Can you apply mindfulness to stressful meetings? Can you take advantage of an otherwise "mindless" commute and do a walking meditation or basic breath awareness? Do you have any boring or menial tasks that you can explore with mindfulness? (dishes, cleaning?) Choosing a bridge activity does two big things:
It helps you see the real world benefits of meditation as you level up. This creates a positive feedback loop - you stay motivated, you see results, you become more motivated. Everyone wins.
It helps you build momentum. When we have a particularly good meditation session, it can feel like the "real world" quickly undoes our work. A bridge activity can help you chain together mindful moments and return to the mat with momentum.
The Meditation Habit Blueprint
That was a lot of information, so I'm going to run you through a real world example.
Start small. Build in Progress: 2 minutes each day, but bump it up to five minutes after week 2.
Attach it to an existing habit: After I brush my teeth I meditate.
Vary your practice time: "Fridays I meditate for 2x as long."
Find the right time of day: I have great energy right when I wake up and right after lunch. That's when I'll meditate.
This is not a temporary change: I am someone who meditates and values meditation.
Call yourself out: I have the time and resources I need to meditate. It's on me to make it happen.
Bridge activity: On my walk to the bus each morning I will practice walking meditation, or at the very least try to be mindful during my walk.
Finally, here are some other random tips you might find useful:
Stop looking at each meditation session as good or bad:You will feel like there are ups and downs. Don't beat yourself up for the downs. Just go with the flow and accept them as a part of the process.

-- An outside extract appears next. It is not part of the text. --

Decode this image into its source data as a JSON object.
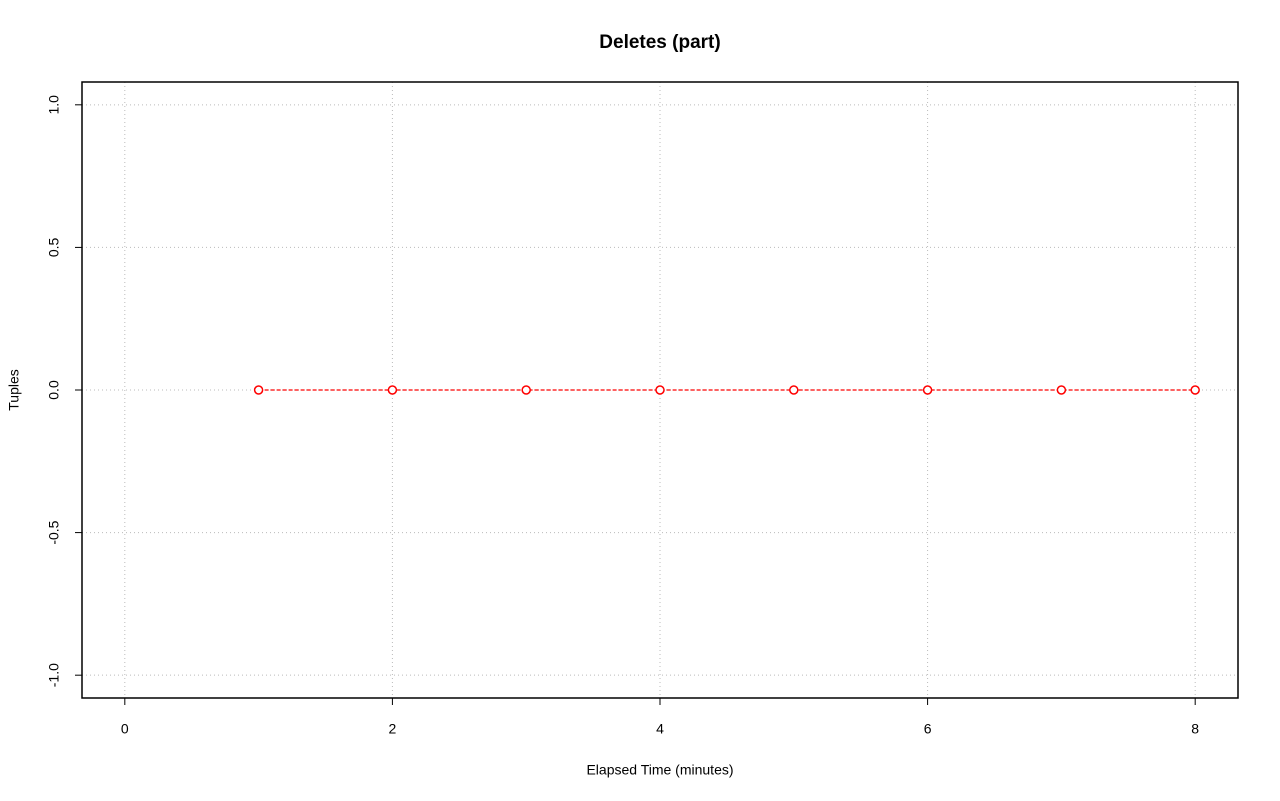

Try creating a dedicated space to meditate: If you have a quiet space you can set up with a chair, pillow, or cushion, claim it! It might help you build a ritual and thus the habit.
Read meditation books/blogs or listen to lectures: I find that when I am particularly immersed in a new piece of literature on meditation, my practice gets reinvigorated.
Try an app: Certainly not necessary, but if you need an extra boost, it could be right for you.
Find an accountability-buddy: Find someone who also wants to form the habit, and check in daily to verify you got it done, and debrief about the sit.
There you have it. Any steps or tips that you think I left out?
Full article here!"
first comment on reddit page:
"Thank you so much for posting this guide. The biggest mindset switch I've seen to help make meditation a daily habit is to actually make it a priority. Like you said, we all have time to meditate but we don't consider it a priority enough to get it done. Once you reframe it as something that is essential to life like water is essential for a flower to grow, it makes it seem less like a burden and more like something that is a part of you.
I will be sharing this guide with any up and coming meditation enthusiasts I come across."